Pineapples are tropical plants that originated in Brazil and Paraguay. The pineapple is a member of the bromeliad family, and has the same cascading leaf spray that most bromeliads do. The fruit of the pineapple has a spiny, rough exterior. The fruit's yellow flesh is sweet and nutritious. You can remove the stem of any pineapple and plant it to grow into another pineapple plant.
Purchase a pineapple that is not overripe. To test for ripeness, pull one of the leaves in the pineapple's stem. If the leaf pulls out easily, the pineapple is too ripe. Choose one that holds tight to its leaves when they are pulled.
Use a sharp knife to remove the crown (top) of the pineapple. Remove the entire stem plus an inch or so of the top of the fruit. Use a spoon to carefully scrape out the flesh from the crown. Any flesh left in the crown will rot and attract insects.

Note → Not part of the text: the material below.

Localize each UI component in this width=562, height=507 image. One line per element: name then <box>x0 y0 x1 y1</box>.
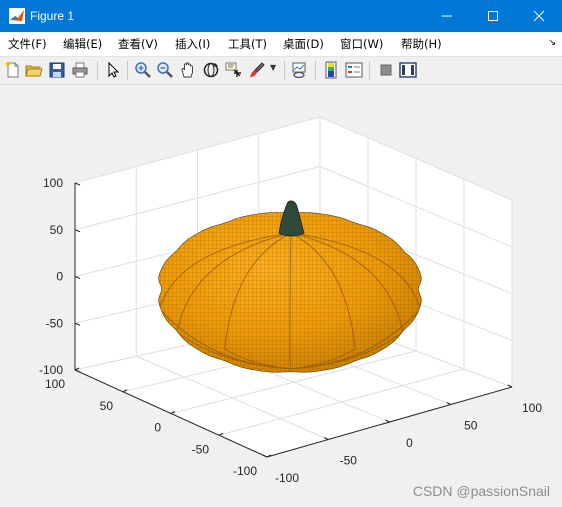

Cut very thin slices off of the bottom of the crown until you see circles on the surface. These circles are rudimentary root structures, which develop into root systems. Once the circles are visible, there is no need to slice any more.
Fill a flower pot with potting mix. Water with a watering can to moisten the potting mix throughout.
Place the pineapple stem on top of the potting mix. Gently but firmly wiggle the stem until the crown is beneath the surface of the soil. Allow only the stem to protrude from the soil line.
Place the flower pot in an area of your yard that gets at least 8 hours of full sunlight. Keep the soil moist, but not wet. The plant will grow for two to three years before it grows a new pineapple.
In gardening zones where winters are harsh, bring pineapple plants indoors to protect them from icy weather. Treat the plant like other bromeliads: provide at least eight hours of artificial light, and mist the leaves with water every other day. Take the plant back outside in spring, after the last threat of frost has passed.